Adolescents and young adults, particularly girls and young women, are increasingly seen as driving forces in global health and international development.1 The physical, cognitive, social, and emotional capabilities acquired during adolescence underpin wellbeing throughout the life-course, including the capacity to engage effectively in work and leisure, family life, and communities.2 Equally, failure to acquire these capabilities during adolescence can have adverse long-term effects on individuals, families, and communities.

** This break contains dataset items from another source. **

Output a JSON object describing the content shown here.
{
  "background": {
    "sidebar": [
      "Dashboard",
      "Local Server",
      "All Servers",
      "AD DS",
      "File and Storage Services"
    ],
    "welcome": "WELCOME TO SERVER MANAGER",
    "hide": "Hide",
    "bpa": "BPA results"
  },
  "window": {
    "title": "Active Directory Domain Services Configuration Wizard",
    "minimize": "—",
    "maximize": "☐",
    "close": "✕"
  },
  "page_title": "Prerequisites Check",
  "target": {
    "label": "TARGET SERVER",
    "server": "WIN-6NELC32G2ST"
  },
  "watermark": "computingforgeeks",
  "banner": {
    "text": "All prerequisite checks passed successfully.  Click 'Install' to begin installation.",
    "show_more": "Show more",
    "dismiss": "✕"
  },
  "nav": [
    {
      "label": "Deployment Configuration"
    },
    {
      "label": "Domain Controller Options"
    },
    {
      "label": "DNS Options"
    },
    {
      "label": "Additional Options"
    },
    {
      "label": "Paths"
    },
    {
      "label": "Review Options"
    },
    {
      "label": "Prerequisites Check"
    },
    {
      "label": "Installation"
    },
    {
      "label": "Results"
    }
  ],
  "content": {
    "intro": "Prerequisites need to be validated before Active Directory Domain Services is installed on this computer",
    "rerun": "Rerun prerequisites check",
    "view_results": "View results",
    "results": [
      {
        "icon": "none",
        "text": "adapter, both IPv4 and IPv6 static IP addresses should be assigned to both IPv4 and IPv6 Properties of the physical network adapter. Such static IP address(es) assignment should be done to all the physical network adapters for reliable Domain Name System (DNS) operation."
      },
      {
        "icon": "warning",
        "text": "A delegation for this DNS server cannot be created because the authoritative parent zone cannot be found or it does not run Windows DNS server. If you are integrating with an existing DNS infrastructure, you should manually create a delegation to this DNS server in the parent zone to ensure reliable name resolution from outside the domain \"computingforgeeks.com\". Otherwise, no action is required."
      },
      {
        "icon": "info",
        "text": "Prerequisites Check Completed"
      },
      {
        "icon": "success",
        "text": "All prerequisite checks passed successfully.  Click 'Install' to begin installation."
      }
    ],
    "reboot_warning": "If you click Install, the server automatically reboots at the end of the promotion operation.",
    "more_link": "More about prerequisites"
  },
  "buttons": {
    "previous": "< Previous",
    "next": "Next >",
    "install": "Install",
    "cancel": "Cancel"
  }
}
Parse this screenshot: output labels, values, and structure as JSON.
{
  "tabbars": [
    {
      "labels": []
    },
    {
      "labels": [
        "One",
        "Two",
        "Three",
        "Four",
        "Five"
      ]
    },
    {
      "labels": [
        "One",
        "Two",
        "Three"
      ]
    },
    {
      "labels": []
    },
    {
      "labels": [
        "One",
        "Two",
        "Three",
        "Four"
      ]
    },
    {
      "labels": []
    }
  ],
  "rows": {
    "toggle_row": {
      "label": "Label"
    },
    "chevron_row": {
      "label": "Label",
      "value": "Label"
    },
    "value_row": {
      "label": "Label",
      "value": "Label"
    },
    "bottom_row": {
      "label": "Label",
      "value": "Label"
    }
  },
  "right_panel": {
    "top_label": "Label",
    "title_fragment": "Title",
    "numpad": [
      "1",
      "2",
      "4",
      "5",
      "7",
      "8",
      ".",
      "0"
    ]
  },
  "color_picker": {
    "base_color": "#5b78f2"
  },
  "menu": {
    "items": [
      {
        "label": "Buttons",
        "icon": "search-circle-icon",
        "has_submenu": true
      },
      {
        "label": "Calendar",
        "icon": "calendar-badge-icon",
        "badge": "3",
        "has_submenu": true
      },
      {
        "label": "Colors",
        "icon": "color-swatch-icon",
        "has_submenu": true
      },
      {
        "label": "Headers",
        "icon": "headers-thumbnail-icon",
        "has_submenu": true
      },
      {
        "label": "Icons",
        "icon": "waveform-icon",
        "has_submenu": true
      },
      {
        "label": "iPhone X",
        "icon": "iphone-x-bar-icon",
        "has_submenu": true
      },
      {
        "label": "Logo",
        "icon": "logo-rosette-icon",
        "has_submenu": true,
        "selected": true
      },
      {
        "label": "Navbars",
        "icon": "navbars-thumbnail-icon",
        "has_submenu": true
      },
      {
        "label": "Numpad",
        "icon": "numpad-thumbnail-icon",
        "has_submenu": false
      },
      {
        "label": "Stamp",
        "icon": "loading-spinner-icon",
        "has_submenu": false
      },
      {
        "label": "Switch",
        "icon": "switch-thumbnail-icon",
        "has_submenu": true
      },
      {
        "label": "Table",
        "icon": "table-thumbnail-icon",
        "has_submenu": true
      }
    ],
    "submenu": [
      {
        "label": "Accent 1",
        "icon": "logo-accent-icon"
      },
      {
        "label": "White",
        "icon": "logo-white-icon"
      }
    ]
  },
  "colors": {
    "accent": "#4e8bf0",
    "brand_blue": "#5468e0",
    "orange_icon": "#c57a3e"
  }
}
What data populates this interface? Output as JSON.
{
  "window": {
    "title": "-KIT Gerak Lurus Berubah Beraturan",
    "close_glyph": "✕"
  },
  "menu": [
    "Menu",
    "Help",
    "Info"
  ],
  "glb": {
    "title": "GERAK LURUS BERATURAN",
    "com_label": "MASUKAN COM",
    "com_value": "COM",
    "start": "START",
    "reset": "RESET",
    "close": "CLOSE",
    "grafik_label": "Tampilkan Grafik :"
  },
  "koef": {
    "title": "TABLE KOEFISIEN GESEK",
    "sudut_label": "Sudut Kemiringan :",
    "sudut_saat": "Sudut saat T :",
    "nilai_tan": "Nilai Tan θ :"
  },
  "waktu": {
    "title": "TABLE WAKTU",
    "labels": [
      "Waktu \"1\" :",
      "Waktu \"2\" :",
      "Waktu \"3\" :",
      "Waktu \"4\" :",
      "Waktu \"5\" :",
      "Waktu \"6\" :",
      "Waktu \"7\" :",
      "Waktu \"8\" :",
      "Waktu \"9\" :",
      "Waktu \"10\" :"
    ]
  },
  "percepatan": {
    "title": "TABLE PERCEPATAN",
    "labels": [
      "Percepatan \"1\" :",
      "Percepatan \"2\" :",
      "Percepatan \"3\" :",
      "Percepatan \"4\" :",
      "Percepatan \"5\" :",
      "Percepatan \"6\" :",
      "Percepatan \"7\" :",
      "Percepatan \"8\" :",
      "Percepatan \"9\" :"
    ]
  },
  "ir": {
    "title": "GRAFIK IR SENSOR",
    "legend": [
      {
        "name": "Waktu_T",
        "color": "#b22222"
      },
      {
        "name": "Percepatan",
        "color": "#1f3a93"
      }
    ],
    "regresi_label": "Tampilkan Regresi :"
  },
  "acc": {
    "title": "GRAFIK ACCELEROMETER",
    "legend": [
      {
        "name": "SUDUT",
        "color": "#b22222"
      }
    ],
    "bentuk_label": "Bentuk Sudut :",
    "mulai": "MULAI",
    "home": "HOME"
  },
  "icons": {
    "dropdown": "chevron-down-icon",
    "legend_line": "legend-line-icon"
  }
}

Powerful global forces are shaping this transformational life phase. Improvements in childhood nutrition and control of infectious diseases have reduced the age of puberty in many countries.3, 4 Conversely, the adoption of adult roles, including stable partnerships and marriage, parenthood, employment, and leaving home are occurring later in life.5 Changing economic patterns, driven by globalisation, technology, and climate change, are reshaping the nature of jobs, requiring increased periods of education before employment.6 Changing cultural and social norms around gender, child marriage, and attitudes to violence, together with the rapid spread of digital and social media, are now shaping social development across the adolescent years.7
In low-income and middle-income countries (LMICs), many specific factors affect both the health and social development and the capabilities of adolescents. To date, adolescents have benefited less than younger children from the epidemiological transition from communicable to non-communicable diseases as the main contributors to the burden of disease. For adolescents aged 15–19 years, the disease burden remains twice as high in LMICs (excluding China) as in the rest of the world. This increased burden arises from preventable and treatable problems, including HIV and other infectious diseases, poor sexual and reproductive health, undernutrition, and unintentional injury.5 Child marriage is a crucial factor: in 42 LMICs, 36% of women aged 20–24 years were married or in union before 18 years of age, compared with 1–2% of women in high-income countries.8 Rates of interpersonal violence are nearly 2·5 times as high in 75 LMICs as in the rest of the world.9 The availability of quality education and employment for adolescents in LMICs also remains limited.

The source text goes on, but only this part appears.